Two-tier taxi system is a race to the bottom

September 9, 2015 (Toronto) -- Toronto’s taxi industry is extremely disappointed to see that City staff are recommending Toronto abandon its single tier system of regulation and enforcement of ground transportation, which has protected residents and drivers for 80 years.

“If adopted by Council, these recommendations will spell the end of Toronto’s taxi industry as we know it,” says Sajid Mughal, President of iTaxi Workers.

“Taxicabs are regulated for a reason: they carry our most valuable cargo, Human Beings. We cannot have the wild, wild west in the area of transporting vulnerable passengers.”

Toronto’s taxi industry has followed the rules and regulations determined by Council and staff. Toronto taxicabs are equipped with roof lights, door numbers, City-sanctioned meters and in-car security cameras. Drivers are trained, carry commercial insurance , and have a police background check.

“With the proposed creation of Transportation Network Companies, City staff are setting up an incredibly lop-sided system which would saddle law-abiding taxi drivers with onerous regulations and expenses while UberX drivers are allowed to skim off the easiest and most lucrative business,” says Sam Moini, spokesperson for the Toronto Taxi Alliance.

Allowing UberX cars with no roof lights, meters or in-car cameras to operate outside the system of regulated fares begs conflict situations for riders and drivers, Moini says.

UberX has no accessible vehicles, and cannot be contacted by citizens who do not own smart phones.

“No taxi driver with any common sense, or business sense, will try to keep driving a licensed taxi while competing with these Transportation Network Companies,” Moini says. “Toronto will now get two tiers of transportation service, UberX and taxi. Toronto will quickly be reduced to one level of service, and it will be the lowest level: UberX.
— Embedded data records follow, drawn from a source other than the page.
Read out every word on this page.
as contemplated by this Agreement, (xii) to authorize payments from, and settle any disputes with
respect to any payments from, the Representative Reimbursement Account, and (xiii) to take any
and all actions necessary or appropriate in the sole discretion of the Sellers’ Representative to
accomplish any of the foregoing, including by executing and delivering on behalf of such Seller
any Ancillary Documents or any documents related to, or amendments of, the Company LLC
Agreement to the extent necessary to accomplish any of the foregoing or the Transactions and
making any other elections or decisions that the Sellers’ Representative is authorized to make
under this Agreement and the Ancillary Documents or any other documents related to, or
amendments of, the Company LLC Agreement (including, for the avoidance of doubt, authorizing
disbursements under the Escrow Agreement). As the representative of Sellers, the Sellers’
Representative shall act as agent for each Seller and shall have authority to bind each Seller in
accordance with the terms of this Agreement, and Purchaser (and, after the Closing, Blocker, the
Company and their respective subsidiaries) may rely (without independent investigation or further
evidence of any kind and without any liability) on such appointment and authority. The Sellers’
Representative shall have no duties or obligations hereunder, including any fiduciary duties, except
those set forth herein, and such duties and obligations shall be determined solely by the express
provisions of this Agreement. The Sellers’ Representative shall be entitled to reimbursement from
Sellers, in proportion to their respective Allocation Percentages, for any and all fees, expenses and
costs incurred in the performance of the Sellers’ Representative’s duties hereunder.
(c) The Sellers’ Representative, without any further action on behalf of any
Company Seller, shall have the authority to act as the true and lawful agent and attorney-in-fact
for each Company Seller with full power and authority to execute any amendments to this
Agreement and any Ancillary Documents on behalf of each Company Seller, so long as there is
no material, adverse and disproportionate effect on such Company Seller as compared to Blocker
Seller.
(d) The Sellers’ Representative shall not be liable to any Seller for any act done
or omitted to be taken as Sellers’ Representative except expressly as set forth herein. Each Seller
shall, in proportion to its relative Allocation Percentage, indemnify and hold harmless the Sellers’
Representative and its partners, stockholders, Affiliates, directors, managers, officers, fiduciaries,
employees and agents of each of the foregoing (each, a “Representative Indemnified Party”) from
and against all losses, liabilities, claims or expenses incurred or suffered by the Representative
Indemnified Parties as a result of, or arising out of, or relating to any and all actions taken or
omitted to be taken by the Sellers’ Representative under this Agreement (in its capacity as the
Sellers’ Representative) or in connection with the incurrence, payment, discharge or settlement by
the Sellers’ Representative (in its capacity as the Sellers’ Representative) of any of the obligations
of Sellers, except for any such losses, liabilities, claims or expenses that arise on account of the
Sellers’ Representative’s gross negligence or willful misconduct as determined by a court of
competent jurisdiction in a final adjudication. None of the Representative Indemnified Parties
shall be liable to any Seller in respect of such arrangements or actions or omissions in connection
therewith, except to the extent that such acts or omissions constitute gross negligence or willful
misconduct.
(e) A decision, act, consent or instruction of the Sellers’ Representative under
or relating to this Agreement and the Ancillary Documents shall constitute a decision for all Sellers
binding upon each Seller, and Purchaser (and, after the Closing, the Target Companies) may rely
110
“We can only hope that Toronto’s elected officials see the incredible damage these recommendations will do to the city’s ground transportation system, and stop them cold when the vote comes to Council,” says Mughal. “The City’s own recent review showed that Toronto has the right number of taxi licenses; with no cap and a new tier, the city will be flooded with drivers, none of whom can make a living.”

The City of Toronto does not regulate automobile insurance: Ontario does. Toronto has no authority to sanction UberX drivers to operate without insurance, and in fact opens itself up to potential lawsuits by attempting to do so.

“There was a lot of excitement yesterday over the fact that Intact Insurance has announced its intention to develop an insurance product for UberX,” Moini points out.

“This might be news if there was actually a product UberX drivers could buy – but there is not. Intact did nothing more than announce its ‘intention. which begs the question: if Intact is so excited about developing a new product for the future – what is covering UberX drivers NOW? Nothing. UberX drivers are not covered by any insurance company in Ontario. How can City of Toronto staff recommend the creation of a class of transportation vehicles which cannot obtain insurance anywhere in Ontario? It’s insane.”